La Romita is defined as the area bordered by Puebla, Durango and Morelia streets along with Avenida Cuauhtémoc. Because it developed differently from the rest of Colonia Roma, it consists of narrow streets which make it still relatively difficult to access.

The neighborhood's borders are defined by Puebla, Durango, Morelia streets along with Avenida Cuauhtémoc. Today it is centered on a square called Plaza de Romita, one block from the main thoroughfare of Avenida Cuauhtémoc, connected to that street called Calle Real de Romita. This small square is paved in stone with a fountain in the center and trees around it.

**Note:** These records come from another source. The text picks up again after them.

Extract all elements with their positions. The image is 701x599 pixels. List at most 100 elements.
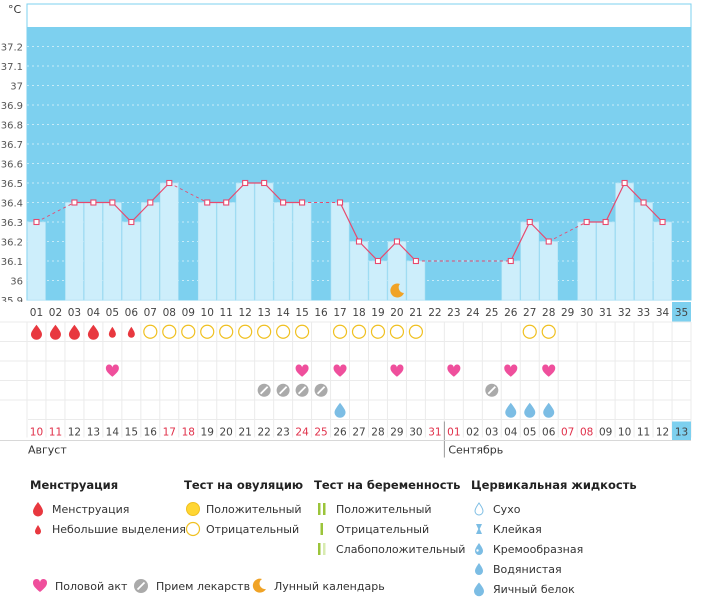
legend-intercourse: Половой акт	[31, 578, 127, 594]
y-tick-label: 37.1	[1, 62, 23, 73]
intercourse-heart	[295, 364, 309, 377]
temperature-bar	[141, 202, 160, 301]
legend-title: Тест на овуляцию	[184, 478, 304, 492]
pregnancy-positive-icon	[318, 503, 326, 515]
cycle-day-label: 01	[30, 307, 43, 319]
cycle-day-label: 22	[428, 307, 441, 319]
temperature-point	[128, 218, 135, 226]
legend-title: Тест на беременность	[314, 478, 461, 492]
date-label: 01	[447, 427, 460, 439]
legend-label: Положительный	[336, 502, 432, 516]
legend-item: Клейкая	[471, 519, 637, 539]
date-label: 13	[87, 427, 100, 439]
legend-label: Яичный белок	[493, 582, 575, 596]
moon-icon	[390, 283, 404, 298]
temperature-point	[583, 218, 590, 226]
cycle-day-label: 12	[238, 307, 251, 319]
ovulation-test-negative	[257, 324, 272, 339]
date-label: 29	[390, 427, 403, 439]
cycle-day-label: 02	[49, 307, 62, 319]
cycle-day-label: 33	[637, 307, 650, 319]
cycle-day-row	[0, 302, 701, 322]
date-label: 12	[68, 427, 81, 439]
temperature-bar	[406, 260, 426, 301]
legend-item: Кремообразная	[471, 539, 637, 559]
ovulation-test-negative	[238, 324, 253, 339]
y-tick-label: 35.9	[1, 296, 23, 307]
temperature-line	[130, 202, 151, 223]
temperature-point	[147, 199, 154, 206]
legend-label: Водянистая	[493, 562, 562, 576]
temperature-bar	[539, 241, 559, 301]
ovulation-test-negative	[200, 324, 215, 339]
y-tick-label: 36.5	[1, 179, 23, 190]
temperature-bar	[501, 260, 521, 301]
legend-label: Небольшие выделения	[52, 522, 186, 536]
date-label: 11	[637, 427, 650, 439]
pregnancy-negative-icon	[320, 523, 323, 535]
date-label: 28	[371, 427, 384, 439]
legend-title: Цервикальная жидкость	[471, 478, 637, 492]
legend-label: Кремообразная	[493, 542, 584, 556]
legend-label: Отрицательный	[206, 522, 300, 536]
date-label: 10	[30, 427, 43, 439]
legend-label: Отрицательный	[336, 522, 430, 536]
date-label: 06	[542, 427, 556, 439]
legend-label: Клейкая	[493, 522, 542, 536]
intercourse-heart	[504, 364, 518, 377]
ovulation-test-negative	[162, 324, 177, 339]
temperature-bar	[84, 202, 103, 301]
temperature-bar	[653, 221, 672, 301]
cycle-day-label: 09	[182, 307, 195, 319]
temperature-point	[280, 199, 287, 206]
legend-item: Положительный	[314, 499, 465, 519]
date-label: 15	[125, 427, 138, 439]
y-tick-label: 36.8	[1, 121, 23, 132]
temperature-bar	[103, 202, 122, 301]
menstruation-drop	[87, 324, 99, 340]
temperature-bar	[65, 202, 84, 301]
temperature-point	[242, 179, 249, 187]
legend-item: Яичный белок	[471, 579, 637, 599]
temperature-point	[166, 179, 173, 187]
temperature-point	[412, 257, 419, 265]
small-drop-icon	[35, 525, 41, 535]
temperature-point	[355, 238, 363, 245]
date-label: 18	[182, 427, 195, 439]
intercourse-heart	[447, 364, 461, 377]
legend-item: Отрицательный	[314, 519, 465, 539]
cycle-day-label: 05	[106, 307, 119, 319]
temperature-point	[393, 238, 400, 245]
ovulation-negative-icon	[185, 521, 201, 537]
temperature-point	[261, 179, 268, 187]
cycle-day-label: 28	[542, 307, 555, 319]
legend-item: Отрицательный	[184, 519, 303, 539]
temperature-point	[545, 238, 552, 245]
ovulation-test-negative	[181, 324, 196, 339]
cycle-day-label: 06	[125, 307, 139, 319]
cycle-day-label: 25	[485, 307, 498, 319]
temperature-bar	[273, 202, 293, 301]
date-label: 25	[314, 427, 327, 439]
temperature-point	[223, 199, 230, 206]
y-tick-label: 36.6	[1, 160, 23, 171]
cycle-day-label: 10	[201, 307, 214, 319]
intercourse-heart	[390, 364, 404, 377]
date-label: 20	[220, 427, 233, 439]
cycle-day-label: 23	[447, 307, 460, 319]
temperature-bar	[577, 221, 596, 301]
temperature-point	[602, 218, 609, 226]
y-tick-label: 36.9	[1, 101, 23, 112]
ovulation-test-negative	[219, 324, 234, 339]
moon-icon	[252, 578, 266, 593]
date-label: 17	[163, 427, 176, 439]
temperature-line	[358, 241, 379, 262]
date-label: 12	[656, 427, 669, 439]
temperature-point	[90, 199, 97, 206]
heart-icon	[32, 578, 48, 592]
temperature-bar	[615, 182, 634, 301]
temperature-line	[529, 221, 550, 242]
date-label: 21	[238, 427, 251, 439]
legend-item: Сухо	[471, 499, 637, 519]
cycle-day-label: 08	[163, 307, 176, 319]
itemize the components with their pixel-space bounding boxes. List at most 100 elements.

Surrounding the square, there are a number of older constructions with only one floor which recalls the area's past along with an office building from the mid 20th century. However, the most important construction is the Santa María de la Natividad Aztacalco church, a small construction built in 1530. Those sentenced to hang on the trees of the village would ask for forgiveness in the church before the sentence was carried out. It served as a parish church until 1962 when it was "demoted" to a chapel. It is still the main church of the community and contains a crucifix on the main altar said to date from the 16th century, one of five sent by the king of Spain to Mexico.

One notable area off the plaza is an alleyway that extends from the plaza behind the church. This was formerly abandoned but today the walls that enclose it are used by local artists to paint over, making it filled with eclectic images. Another notable area is the Huerto La Romita, a small area dedicated to urban agriculture. The area's resident grow organic fruits and vegetables and offer classes in urban organic agriculture.